The BIIGC is supposed to ‘promote bilateral co-operation at all levels on all matters of mutual interest within the competence of both governments’. It doesn’t, and for the last five years that has been because British governments have not cooperated. Partly that was because of Brexit, but more importantly because of the Conservative party being captured by extreme xenophobic, nativist figures exemplified by Johnson’s Cabinet of nodding dogs, their tails wagging union jacks. You’d have thought that while the executive had collapsed the BIIGC would have been meeting regularly, but it hardly met at all, mainly because Theresa May’s government didn’t want to operate it.
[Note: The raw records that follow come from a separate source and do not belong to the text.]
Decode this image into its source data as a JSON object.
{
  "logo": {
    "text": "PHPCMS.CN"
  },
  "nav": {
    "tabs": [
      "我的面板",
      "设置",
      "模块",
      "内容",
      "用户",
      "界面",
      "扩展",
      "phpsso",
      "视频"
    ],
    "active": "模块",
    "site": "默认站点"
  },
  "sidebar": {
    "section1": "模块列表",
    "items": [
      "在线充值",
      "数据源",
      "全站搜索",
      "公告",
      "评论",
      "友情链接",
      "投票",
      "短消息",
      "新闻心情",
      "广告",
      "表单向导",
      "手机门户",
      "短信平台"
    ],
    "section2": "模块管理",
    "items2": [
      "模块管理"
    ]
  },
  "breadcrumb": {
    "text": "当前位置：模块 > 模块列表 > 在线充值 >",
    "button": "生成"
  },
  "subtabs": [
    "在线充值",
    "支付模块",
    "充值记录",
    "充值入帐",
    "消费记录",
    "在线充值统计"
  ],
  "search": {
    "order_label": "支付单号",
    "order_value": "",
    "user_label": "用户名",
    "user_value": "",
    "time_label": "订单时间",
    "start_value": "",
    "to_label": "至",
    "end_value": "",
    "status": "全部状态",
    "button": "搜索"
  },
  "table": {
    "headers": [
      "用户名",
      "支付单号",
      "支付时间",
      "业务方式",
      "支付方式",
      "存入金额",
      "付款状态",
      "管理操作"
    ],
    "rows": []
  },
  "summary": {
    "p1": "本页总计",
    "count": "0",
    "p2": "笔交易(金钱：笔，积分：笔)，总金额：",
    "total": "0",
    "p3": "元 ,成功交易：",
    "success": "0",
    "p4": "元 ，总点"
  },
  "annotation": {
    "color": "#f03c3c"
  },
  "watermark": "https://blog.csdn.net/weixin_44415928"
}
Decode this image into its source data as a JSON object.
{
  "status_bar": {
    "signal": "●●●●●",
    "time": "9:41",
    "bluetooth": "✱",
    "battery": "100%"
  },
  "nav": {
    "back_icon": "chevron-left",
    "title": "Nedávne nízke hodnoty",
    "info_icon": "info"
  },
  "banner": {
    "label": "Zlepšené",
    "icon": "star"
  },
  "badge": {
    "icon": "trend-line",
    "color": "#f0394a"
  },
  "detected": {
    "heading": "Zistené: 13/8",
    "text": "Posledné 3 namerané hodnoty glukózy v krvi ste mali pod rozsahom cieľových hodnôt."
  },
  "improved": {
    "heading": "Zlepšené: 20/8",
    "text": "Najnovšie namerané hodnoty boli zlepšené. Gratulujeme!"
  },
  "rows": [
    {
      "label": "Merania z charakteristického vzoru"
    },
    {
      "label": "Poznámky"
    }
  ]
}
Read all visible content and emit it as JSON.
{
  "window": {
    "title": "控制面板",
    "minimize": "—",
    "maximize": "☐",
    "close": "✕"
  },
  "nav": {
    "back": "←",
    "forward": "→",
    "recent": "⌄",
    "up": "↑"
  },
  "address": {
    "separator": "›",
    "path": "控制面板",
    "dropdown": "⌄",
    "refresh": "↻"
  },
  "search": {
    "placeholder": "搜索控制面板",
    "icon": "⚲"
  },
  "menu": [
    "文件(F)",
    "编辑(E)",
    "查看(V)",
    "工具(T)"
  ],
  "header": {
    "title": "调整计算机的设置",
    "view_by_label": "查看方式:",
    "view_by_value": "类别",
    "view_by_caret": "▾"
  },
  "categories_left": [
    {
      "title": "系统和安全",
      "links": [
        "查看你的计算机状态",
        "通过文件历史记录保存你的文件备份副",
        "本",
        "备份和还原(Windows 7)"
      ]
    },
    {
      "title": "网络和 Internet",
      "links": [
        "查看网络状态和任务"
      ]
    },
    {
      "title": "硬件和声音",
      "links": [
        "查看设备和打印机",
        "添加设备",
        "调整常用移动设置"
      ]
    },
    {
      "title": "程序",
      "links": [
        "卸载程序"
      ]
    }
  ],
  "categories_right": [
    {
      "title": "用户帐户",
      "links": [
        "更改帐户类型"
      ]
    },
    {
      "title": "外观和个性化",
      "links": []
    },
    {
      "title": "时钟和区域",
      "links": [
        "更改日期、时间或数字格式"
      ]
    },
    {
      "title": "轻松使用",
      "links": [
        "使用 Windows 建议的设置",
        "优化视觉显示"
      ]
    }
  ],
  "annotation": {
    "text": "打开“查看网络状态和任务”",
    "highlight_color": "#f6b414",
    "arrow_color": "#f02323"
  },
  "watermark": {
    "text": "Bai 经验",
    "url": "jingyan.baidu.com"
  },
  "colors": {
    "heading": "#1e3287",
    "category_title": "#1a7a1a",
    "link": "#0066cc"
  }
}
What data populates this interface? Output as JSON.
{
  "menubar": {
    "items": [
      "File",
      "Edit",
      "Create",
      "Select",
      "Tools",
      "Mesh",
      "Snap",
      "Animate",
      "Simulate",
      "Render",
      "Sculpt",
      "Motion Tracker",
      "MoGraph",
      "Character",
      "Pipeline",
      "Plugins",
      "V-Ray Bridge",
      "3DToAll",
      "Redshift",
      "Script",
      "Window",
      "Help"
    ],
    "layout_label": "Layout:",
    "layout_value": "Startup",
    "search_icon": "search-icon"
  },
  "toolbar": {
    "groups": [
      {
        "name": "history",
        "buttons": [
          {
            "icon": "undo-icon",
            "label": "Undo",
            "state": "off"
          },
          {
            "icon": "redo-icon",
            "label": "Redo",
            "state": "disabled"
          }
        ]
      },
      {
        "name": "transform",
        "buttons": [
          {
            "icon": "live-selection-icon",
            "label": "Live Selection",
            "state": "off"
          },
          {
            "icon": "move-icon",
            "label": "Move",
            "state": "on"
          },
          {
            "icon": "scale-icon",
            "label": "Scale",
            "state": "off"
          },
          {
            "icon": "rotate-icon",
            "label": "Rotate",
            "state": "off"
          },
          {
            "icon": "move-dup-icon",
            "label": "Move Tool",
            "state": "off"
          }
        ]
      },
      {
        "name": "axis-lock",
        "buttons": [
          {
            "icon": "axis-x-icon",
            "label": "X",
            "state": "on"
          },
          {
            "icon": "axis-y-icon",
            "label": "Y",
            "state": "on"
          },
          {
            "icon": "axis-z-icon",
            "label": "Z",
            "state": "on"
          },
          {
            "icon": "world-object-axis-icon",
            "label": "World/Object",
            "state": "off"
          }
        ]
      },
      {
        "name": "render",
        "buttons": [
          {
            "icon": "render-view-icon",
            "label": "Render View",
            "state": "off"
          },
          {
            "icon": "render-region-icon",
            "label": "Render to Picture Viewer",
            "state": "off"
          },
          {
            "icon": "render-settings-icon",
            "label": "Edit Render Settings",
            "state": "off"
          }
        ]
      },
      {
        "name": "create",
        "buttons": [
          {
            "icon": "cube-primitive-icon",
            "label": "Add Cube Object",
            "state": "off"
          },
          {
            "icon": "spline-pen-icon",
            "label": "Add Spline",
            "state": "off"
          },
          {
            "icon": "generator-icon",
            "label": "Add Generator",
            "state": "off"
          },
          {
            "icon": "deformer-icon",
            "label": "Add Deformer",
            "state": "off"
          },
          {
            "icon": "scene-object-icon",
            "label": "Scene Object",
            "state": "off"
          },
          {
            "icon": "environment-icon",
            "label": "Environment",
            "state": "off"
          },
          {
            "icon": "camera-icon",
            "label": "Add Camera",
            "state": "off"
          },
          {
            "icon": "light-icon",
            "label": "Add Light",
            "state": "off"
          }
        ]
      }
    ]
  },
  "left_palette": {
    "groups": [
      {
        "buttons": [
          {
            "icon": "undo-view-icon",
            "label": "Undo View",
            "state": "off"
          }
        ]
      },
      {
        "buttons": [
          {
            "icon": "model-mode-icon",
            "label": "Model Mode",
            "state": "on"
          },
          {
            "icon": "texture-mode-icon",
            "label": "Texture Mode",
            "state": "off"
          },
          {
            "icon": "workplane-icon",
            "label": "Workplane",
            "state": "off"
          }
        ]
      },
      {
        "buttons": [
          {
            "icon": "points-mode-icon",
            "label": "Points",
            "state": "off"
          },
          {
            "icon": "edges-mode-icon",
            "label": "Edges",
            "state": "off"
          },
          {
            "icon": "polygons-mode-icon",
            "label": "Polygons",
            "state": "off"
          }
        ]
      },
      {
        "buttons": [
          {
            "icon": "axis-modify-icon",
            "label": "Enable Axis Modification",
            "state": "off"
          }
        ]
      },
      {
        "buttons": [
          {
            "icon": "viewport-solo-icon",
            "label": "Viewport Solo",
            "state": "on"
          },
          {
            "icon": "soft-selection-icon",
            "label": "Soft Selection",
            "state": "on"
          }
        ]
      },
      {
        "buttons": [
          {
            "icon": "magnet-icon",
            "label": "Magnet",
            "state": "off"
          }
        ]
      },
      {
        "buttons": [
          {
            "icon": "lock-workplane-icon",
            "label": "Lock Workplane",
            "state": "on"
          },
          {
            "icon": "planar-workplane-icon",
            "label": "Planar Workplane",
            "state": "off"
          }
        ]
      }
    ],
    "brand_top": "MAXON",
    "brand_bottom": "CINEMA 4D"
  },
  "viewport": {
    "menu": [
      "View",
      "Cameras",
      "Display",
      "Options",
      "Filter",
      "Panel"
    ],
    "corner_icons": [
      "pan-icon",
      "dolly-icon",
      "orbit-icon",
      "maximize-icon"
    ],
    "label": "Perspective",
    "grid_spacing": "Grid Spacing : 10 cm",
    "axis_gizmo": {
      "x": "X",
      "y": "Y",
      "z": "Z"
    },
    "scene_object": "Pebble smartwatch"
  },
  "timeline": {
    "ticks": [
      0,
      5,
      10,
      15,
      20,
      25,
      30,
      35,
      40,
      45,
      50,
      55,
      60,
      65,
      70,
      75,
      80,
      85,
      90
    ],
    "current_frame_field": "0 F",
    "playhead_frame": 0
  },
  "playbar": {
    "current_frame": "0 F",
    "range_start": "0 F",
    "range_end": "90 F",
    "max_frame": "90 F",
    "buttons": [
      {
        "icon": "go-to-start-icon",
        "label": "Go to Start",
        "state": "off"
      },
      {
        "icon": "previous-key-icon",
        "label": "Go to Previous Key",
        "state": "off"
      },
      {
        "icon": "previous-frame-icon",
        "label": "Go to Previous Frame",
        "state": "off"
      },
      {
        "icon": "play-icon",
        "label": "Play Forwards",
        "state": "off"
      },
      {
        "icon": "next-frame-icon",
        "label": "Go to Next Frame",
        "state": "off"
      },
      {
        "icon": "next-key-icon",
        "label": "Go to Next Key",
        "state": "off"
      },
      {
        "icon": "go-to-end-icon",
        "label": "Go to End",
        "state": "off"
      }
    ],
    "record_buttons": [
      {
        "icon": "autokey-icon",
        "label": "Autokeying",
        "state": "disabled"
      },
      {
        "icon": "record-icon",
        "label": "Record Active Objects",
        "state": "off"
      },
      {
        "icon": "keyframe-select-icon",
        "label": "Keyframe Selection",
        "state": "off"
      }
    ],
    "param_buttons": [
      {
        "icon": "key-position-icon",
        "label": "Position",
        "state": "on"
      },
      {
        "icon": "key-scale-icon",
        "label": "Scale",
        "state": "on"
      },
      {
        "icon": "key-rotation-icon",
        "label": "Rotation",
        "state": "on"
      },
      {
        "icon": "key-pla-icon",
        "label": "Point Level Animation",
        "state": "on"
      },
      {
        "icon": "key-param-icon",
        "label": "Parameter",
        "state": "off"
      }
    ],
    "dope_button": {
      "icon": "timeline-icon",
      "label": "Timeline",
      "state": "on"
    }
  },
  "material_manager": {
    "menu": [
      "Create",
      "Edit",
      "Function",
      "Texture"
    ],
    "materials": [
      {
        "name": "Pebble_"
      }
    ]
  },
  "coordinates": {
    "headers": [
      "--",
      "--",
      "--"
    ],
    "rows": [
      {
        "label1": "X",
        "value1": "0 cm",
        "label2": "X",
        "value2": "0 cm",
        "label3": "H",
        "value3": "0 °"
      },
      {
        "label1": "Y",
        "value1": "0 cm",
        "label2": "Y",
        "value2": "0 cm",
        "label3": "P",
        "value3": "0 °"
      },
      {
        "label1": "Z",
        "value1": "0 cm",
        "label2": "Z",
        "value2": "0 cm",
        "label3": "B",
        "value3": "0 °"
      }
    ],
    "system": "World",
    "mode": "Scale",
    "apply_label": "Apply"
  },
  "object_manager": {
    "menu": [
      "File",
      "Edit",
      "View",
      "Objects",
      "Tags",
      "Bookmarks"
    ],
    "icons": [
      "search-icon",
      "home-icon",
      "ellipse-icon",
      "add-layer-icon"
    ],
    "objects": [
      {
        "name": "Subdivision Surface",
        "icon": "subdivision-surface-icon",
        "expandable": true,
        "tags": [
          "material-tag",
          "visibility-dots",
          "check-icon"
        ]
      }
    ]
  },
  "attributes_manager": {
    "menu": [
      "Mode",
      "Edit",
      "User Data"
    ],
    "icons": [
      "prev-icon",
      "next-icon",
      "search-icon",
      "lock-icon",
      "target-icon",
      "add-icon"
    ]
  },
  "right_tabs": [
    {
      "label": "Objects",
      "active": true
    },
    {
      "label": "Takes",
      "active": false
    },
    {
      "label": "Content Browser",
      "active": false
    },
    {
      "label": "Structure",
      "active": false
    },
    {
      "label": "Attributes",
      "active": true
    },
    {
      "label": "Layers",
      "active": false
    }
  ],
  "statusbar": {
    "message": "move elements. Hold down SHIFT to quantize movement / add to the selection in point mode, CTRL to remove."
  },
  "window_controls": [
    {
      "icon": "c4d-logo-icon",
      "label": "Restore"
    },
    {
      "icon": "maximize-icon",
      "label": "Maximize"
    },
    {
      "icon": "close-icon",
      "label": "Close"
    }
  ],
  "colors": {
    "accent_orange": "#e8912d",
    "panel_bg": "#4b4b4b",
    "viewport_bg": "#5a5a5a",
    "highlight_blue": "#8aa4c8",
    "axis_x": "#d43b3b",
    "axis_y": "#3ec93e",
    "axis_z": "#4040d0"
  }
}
The last time it met was May 2019 and pretty frosty it was too with the British not agreeing to a joint press conference and refusing the Irish delegation a room for conducting their own press conference. There’s been no meeting since Johnson’s crew took over that summer and none is planned. None of the work proposed at the 2019 meeting has happened. The truth is that the British government doesn’t want to cooperate with the Irish government because many in Johnson’s Cabinet and Brexiteers outside it, fixated with their peculiar concept of sovereignty, don’t accept that an Irish government should have any say in the north’s affairs. Most have never read the Good Friday Agreement. Those who have like Michael Gove deplore it despite protestations to the contrary. Others don’t think devolution in itself is a good idea (Johnson said Scottish devolution had been “a disaster”) and have been clawing back powers from devolved regions.

The prognosis is bad. Last week in a forlorn speech in the Seanad Simon Coveney said: “Good things happen in Northern Ireland when the British and Irish governments work together.” The opposite is also true: bad things happen when the British government goes it alone. That’s what’s happening with the Irish protocol as the British government takes unilateral action to subvert it. Of course it’s between the EU and UK, but if anything is a ‘matter of mutual interest’, it’s trade between Britain and Ireland, not to mention the small matter of the slowly imploding tragi-comedy at Stormont.

Experience shows that on each occasion the scenery at Stormont collapsed around the players only the two governments acting together could restore it. Now they’re further apart than they’ve been for thirty years: a bad thing.